Shinzaemon miraba al otro lado del río con el ceño fruncido, como si rebuscara en su memoria. Sus espadas relucían en su costado, y Sachi vio que llevaba también una pistola metida en el cinturón. Shinzaemon se volvió y miró a Daisuké.
—Estaba allí —dijo—. Creo que ése era el pueblo de Oguri.
Daisuké asintió lentamente.
—He estado haciendo indagaciones —dijo—. La familia de Oguri es de esta región. Tienes razón: si encontramos su pueblo, quizá lo encontremos a él. Y quizá pueda decirnos dónde está Mizuno.
—Fue hace seis meses —intervino Taki—. Podríamos estar yendo en la dirección opuesta. Y Oguri y Mizuno estaban en el bando perdedor. Deben de haberse escondido.
—Es la única pista que tenemos —dijo Daisuké. Miró a Shinzaemon y añadió—: ¿Recuerdas cómo se llegaba a ese pueblo?
—No estaba en el Nakasendo. Tenemos que tomar ese sendero que penetra en el bosque —dijo señalando un estrecho camino.
El río fluía perezosamente, gris como el cielo. Un desvencijado transbordador zigzagueaba despacio hacia ellos. Subieron a bordo, dejando los palanquines y los caballos en el pueblo. El anciano barquero, con una chaqueta happi recogida alrededor de los muslos, se apoyó con todo el cuerpo en la vara y estuvo a punto de caer al agua cuando el transbordador se separó de la orilla.

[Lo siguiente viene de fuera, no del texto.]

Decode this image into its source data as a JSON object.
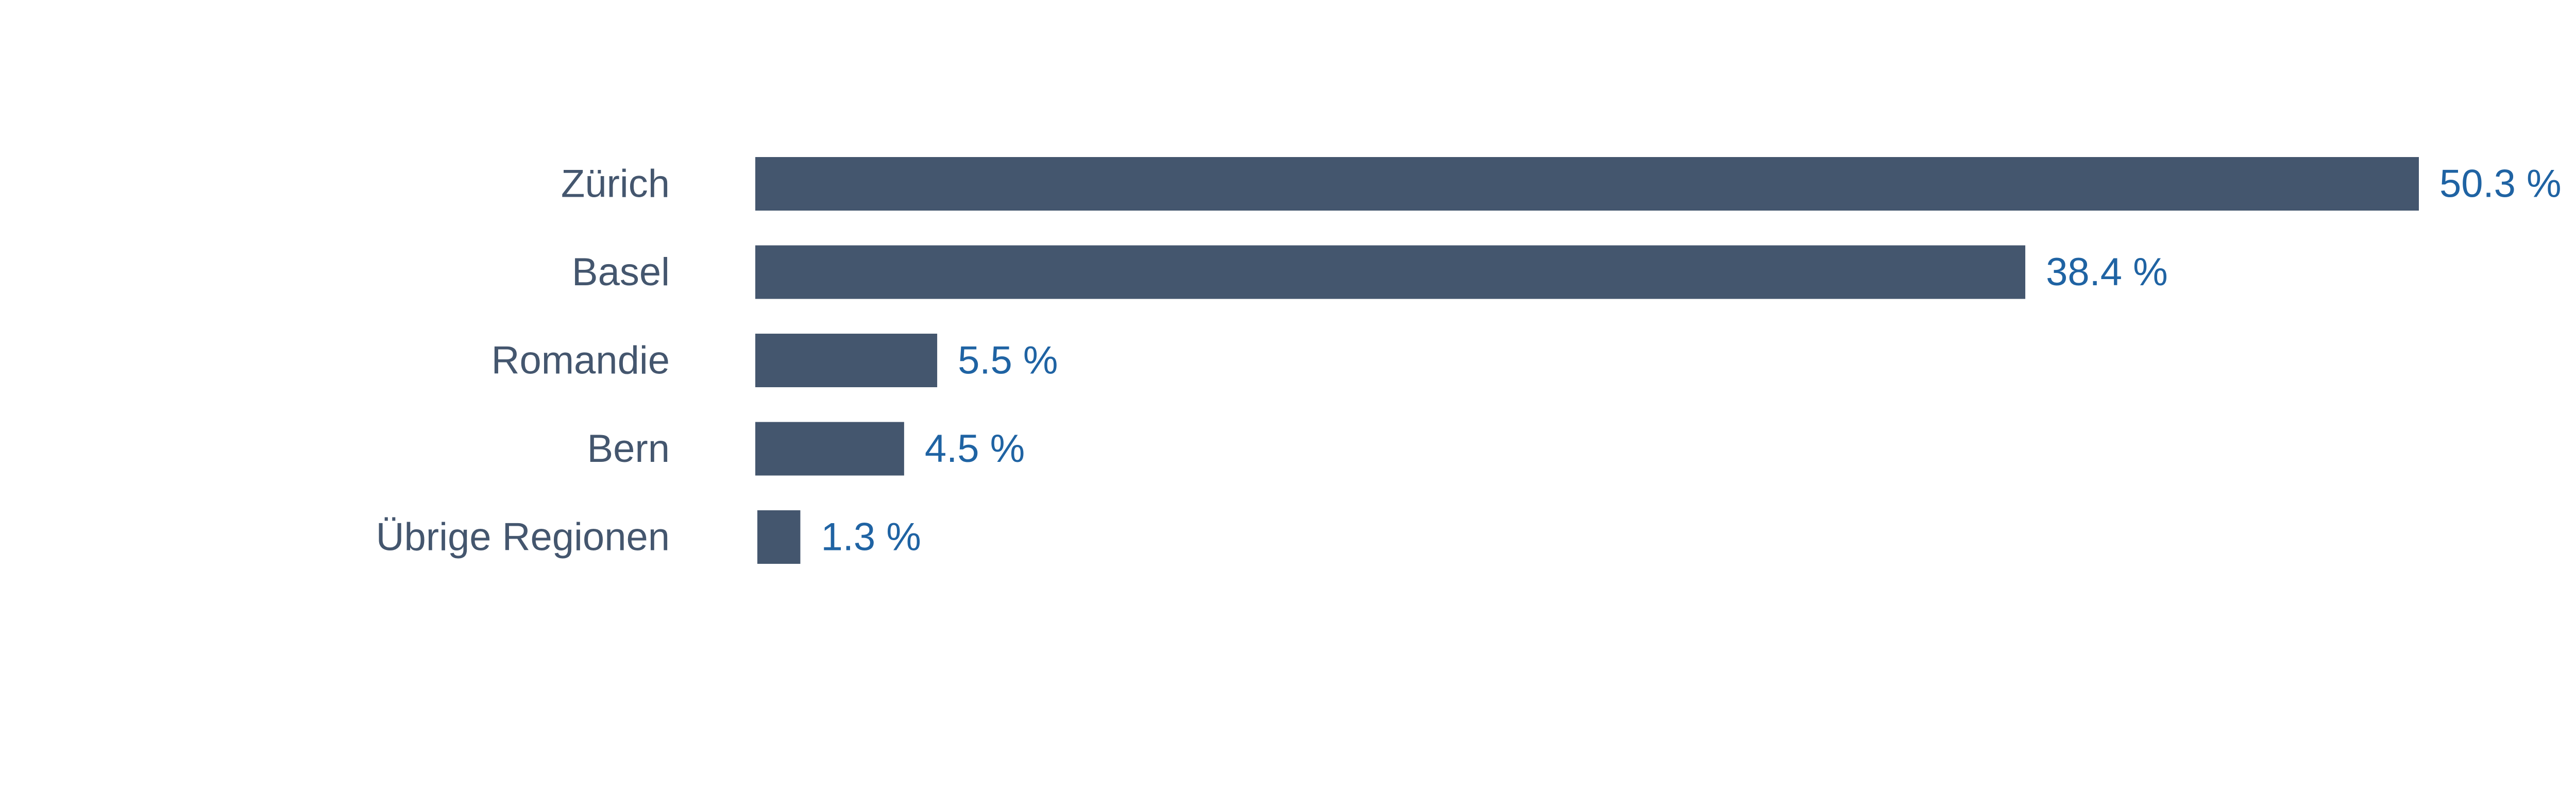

Ya en el otro lado, echaron a andar por oscuros bosques de pinos de hojas oscuras y altísimos cedros. Las hojas de pino crujían bajo sus pies, y la débil luz del sol se filtraba entre las copas de los árboles, cubriendo el sendero de motitas.
Edwards iba en cabeza con Daisuké, hablando con su resonante voz y agitando sus grandes manos. Por lo visto hablaba de la estructura del nuevo gobierno y de cómo ganarse a la población de Edo. Al fin y al cabo, Edwards era un diplomático y un representante del país que había armado a los rebeldes, y Daisuké, un funcionario del nuevo gobierno formado por esos mismos rebeldes. No era de extrañar que tuvieran mucho de qué hablar. Con todo, Sachi sentía cierta aprensión. Se preguntaba si no sería la verdadera intención de Edwards impresionar a su padre; quizá pretendiera pedir su mano. Sería algo inaudito que su padre aceptara a un extranjero como hijo adoptivo; sin embargo, era un hombre muy moderno, y quizá quisiera establecer una alianza con los ingleses.